Hedge funds investing in distressed securities should be finding little to feast on with U.S. company defaults at a six-year low. They’re still trouncing most peers within the $2.7 trillion industry.
Distressed funds have climbed 7 percent this year, compared with 2.5 percent for managers across strategies, according to data compiled by Bloomberg. Firms including Paulson & Co., Mudrick Capital Management LP and Maglan Capital LP have approached or exceeded returns of 10 percent.
The managers are investing beyond the typical vulture fare of large bankrupt companies as the U.S. speculative-grade default rate slid to 1.6 percent in June, the lowest level since the 2008 financial crisis, according to Standard & Poor’s. Instead, they’re profiting from equity in once-bankrupt corporates, the debt of smaller U.S. companies and firms with failed public offerings.
“It’s opportunistic, you have these one-offs,” said Siddarth Sudhir, a managing director at The Rock Creek Group, a $10 billion fund-of-funds firm based in Washington.
Some hedge funds have turned to Europe to buy non-performing loans and lend to cash-starved companies in the region, said Sudhir. Those that focus on the U.S. also continue to profit from older bankruptcies, including claims on Lehman Brothers Holdings Inc., Bernard Madoff’s Ponzi scheme and failed brokerage MF Global Holdings Ltd.
“All those have continued to pay,” said Sudhir. “A lot of the distressed guys have moved away from high-yield that has more volatility and into these areas.”
Firms that deploy distressed strategies are navigating the same challenges as the rest of the hedge-fund industry as central banks globally push down benchmark interest rates, reduce volatility and encourage investors to buy riskier assets. Macro funds that bet on commodities, currencies, stocks and bonds have gained 1 percent this year through June, according to data compiled by Bloomberg. The best-performing categories are equity-focused funds that invest in healthcare and energy. The biggest losers are those betting against stocks.
Maglan, a $75 million event-driven firm, has gained 15 percent this year. One of its biggest winners has been Globalstar Inc., a provider of satellite-phone services, whose predecessor company filed for bankruptcy protection in 2002, President David Tawil wrote in an e-mail.
Maglan surged 59 percent last year, in part because of a bet on film studio MGM Holdings Inc. The New York-based firm said it’s unearthed a similar investment in electronic dance music events producer SFX Entertainment Inc., according to a July 9 letter to investors.
Maglan calls electronic music the “fastest growing genre” as DJs including Deadmau5, Avicii and Tiesto play recurring live events that draw a consistent fan base. SFX shares went public in October and have since plummeted 47 percent. The New York-based company is at an “inflection point” to begin growth and profitability, according to Maglan.

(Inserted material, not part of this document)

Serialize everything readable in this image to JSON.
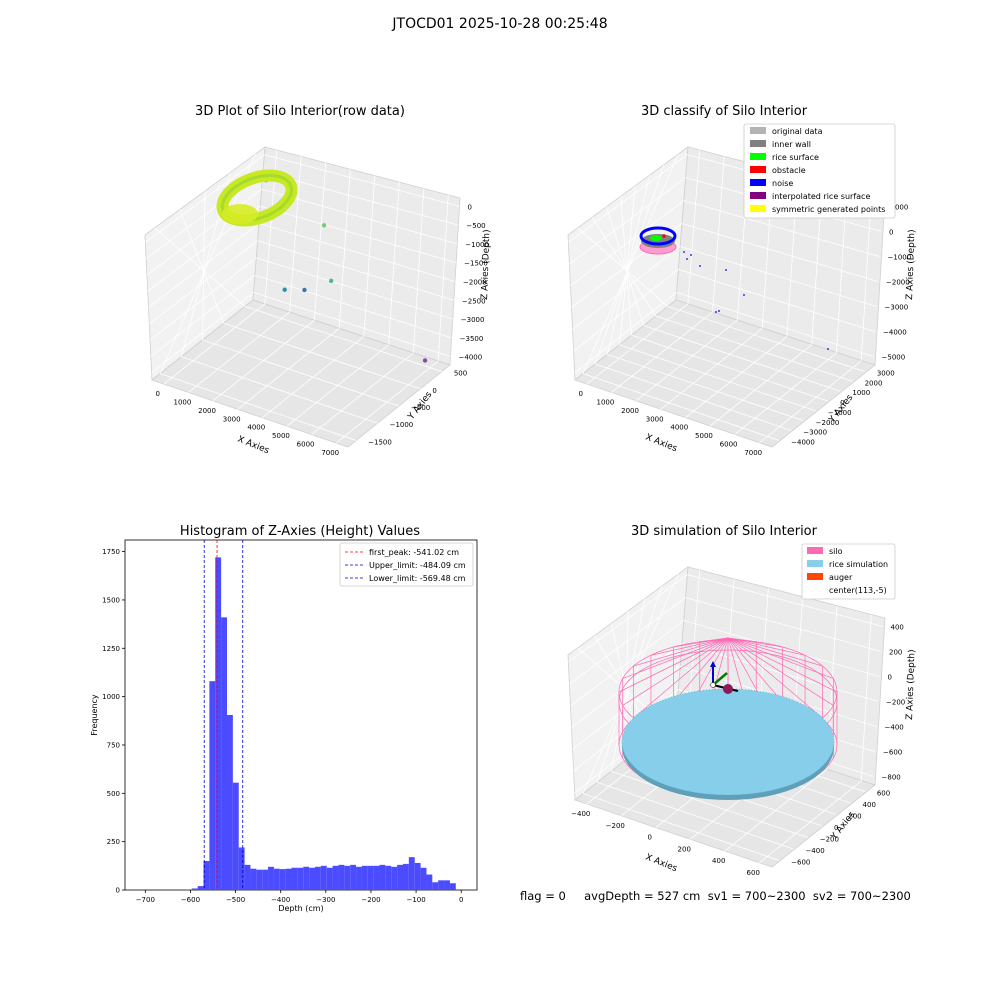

“At Maglan, we’ve found our recipe for the ‘off-season’ of the current cycle -- a focus on turnaround and post-reorganization equities and regulatory/legal plays,” Tawil and Chief Investment Officer Steven Azarbad wrote in the letter, a copy of which was obtained by Bloomberg News.
Mudrick Capital, the $910 million firm run by President and CIO Jason Mudrick, is up 18 percent this year through July 3, according to a person with knowledge of the returns. The New York-based firm has profited from the debt of middle-market companies, including iPayment Inc., Verso Paper Holdings LLC, Catalyst Paper Corp. and Lee Enterprises Inc., said the person, who asked not to be named because the information is private. Mudrick declined to comment on the firm’s returns and holdings.
“There is always some inventory, because unlike the boom and bust in large-caps which is largely driven by the debt maturity schedule, middle-market businesses fail for a larger range of reasons,” Maglan wrote in the letter.
Billionaire John Paulson’s Credit Opportunities fund, a strategy that had $6 billion in assets as of June 1 and includes distressed investments, posted an 8.9 percent year-to-date gain.
The New York-based firm has targeted some of the largest bankruptcies, including Lehman bankruptcy claims. Like Mudrick, Paulson & Co. has also targeted the debt of Energy Future Holdings Corp., which filed for bankruptcy in April in an attempt to restructure $49.7 billion of debt, according to two people with knowledge of the trades, who asked not to be named because the information is private. The company, formerly called TXU Corp., was the largest leveraged buyout.
Paulson has also invested in corporates where it can help engineer an event to boost returns, such as the debt of French directories company Solocal Group, according to a first-quarter letter, a copy of which was obtained by Bloomberg News. Paulson bought Solocal’s bank loans in 2013 when they traded at more than a 20 percent discount to face value. Earlier this year it then helped the company sell shares to repay debt.
Armel Leslie, a spokesman for $21.4 billion Paulson & Co. with WalekPeppercomm, declined to comment.